В половине девятого Михаил занервничал и постучал в дверь, за которой происходили демонтаж и сборка снаряда.

– Знаете, – сказали ему, – мы сломали одну небольшую деталь. Сейчас в мастерской при КБ изготавливают точно такую же.

– Из нашего материала?

– Обижаете. Из американского. В Греции все есть.

– На последний рейс Аэрофлота я уже опоздал. Боюсь, что опоздаю и на последний рейс Интерфлюга.

– Не бойтесь, потому что, скорее всего, так оно и случится.

– Вы с ума сошли! Ракета должна быть в Берлине не позднее двух часов ночи.

– Не стоит так волноваться. Что-нибудь придумаем.

В 21.30 улетел в Берлин последний борт Интерфлюга. В эту самую минуту Трошина попросили пройти к машине, ожидавшей у входа в КБ. Ракета уже лежала на заднем сиденье, завернутая в плед Шустера.

– Мы не стали упаковывать ее, – объяснили Михаилу. – Знаем, что вам дорога каждая минута.

Дальше все шло как в хорошо смонтированном боевике: автомобиль, выписывающий сумасшедшие виражи между мрачными корпусами гигантского предприятия, погруженного в сон, трава, полегшая от ветра, поднятого винтами вертолета, какие-то люди в комбинезонах, длинная узкая взлетно-посадочная полоса, врезанная в лесной массив, и ровный гул военного транспортника, уносящего Трошина на запад.

Пригарин встретил его у трапа самолета и отвез в своем «опеле» в Берлин. В одном из темных переулков они перегрузили ПТУРС в машину Шустера. В это время часы на башне городской ратуши пробили половину второго.

– У тебя есть еще полчаса, – сказал шеф. – Прощайся с ним, а я подожду за углом.

Трошин протянул Шустеру блокнот и ручку.

– Зажги свет в салоне, – попросил он. – А теперь пиши: «Я, такой-то, получил от советской разведки пятнадцать тысяч долларов для вручения военнослужащему армии США…» Как его зовут, твоего негра?

– Бенджамин Франклин Китс. Его назвали так в честь какого-то их президента или ученого. Не знаю точно.

– Хорош Франклин, нечего сказать! Пиши дальше: «… Бенджамину Франклину Китсу за передачу советской разведке образца новой военной техники». Распишись и число поставить не забудь… Пересчитай деньги.

– Я тебе верю, Михаэль.

– Деньги пополам поделите?

– Не думаю, что он отдаст мне половину, но на пять тысяч рассчитываю.

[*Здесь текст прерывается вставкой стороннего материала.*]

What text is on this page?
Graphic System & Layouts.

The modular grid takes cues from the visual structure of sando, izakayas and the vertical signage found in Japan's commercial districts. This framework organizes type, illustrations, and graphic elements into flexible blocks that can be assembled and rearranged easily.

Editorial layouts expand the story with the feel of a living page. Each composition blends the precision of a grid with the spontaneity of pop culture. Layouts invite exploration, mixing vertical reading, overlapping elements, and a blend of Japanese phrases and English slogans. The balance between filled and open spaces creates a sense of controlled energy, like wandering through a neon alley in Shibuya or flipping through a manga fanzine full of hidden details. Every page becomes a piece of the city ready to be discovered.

– Сукин ты сын. А я-то думал, что ты работаешь на нас из неприязни к янки.

– Неприязнь неприязнью, а денежки денежками.

– Передай своему черному приятелю, что я желаю ему мягкого электрического стула. А тебе вот что скажу: убирайся к чертовой матери и чтоб глаза мои тебя больше никогда не видели. Я сегодня из-за тебя постарел на десять лет и не хочу, чтобы в случае твоего провала, а ты непременно провалишься, все газеты мира писали бы обо мне как о последнем придурке.

– Не надо истерик, Михаэль. Я понимаю, что у тебя был трудный день, но это не повод для разрыва наших отношений. Я приеду на Рождество. Какое будет следующее задание?

– Никакого! Один хрен, ты все сделаешь по-своему.

Трошин выругался, выскочил из машины, громко хлопнул дверцей и пошел прочь.

Добравшись до своей берлинской квартиры, он выпил стакан водки и ничком плюхнулся на кровать. Однако спасительный сон не шел к нему. Он поднялся и выпил еще. Потом распахнул окно и выглянул наружу. Все берлинское небо было расцвечено чудесными сполохами фестивального фейерверка. Ракеты, рассыпаясь на тысячи огней, медленно опадали и гасли в лучах занимающейся утренней зари.

Через пару месяцев к очередной праздничной дате Пригарин получил за операцию «Ракета» орден Красной Звезды. Трошину была объявлена благодарность.

Письмо

История, которую я хочу рассказать, началась в середине 60-х годов в Германии, а закончилась через десять лет в краях совсем иных.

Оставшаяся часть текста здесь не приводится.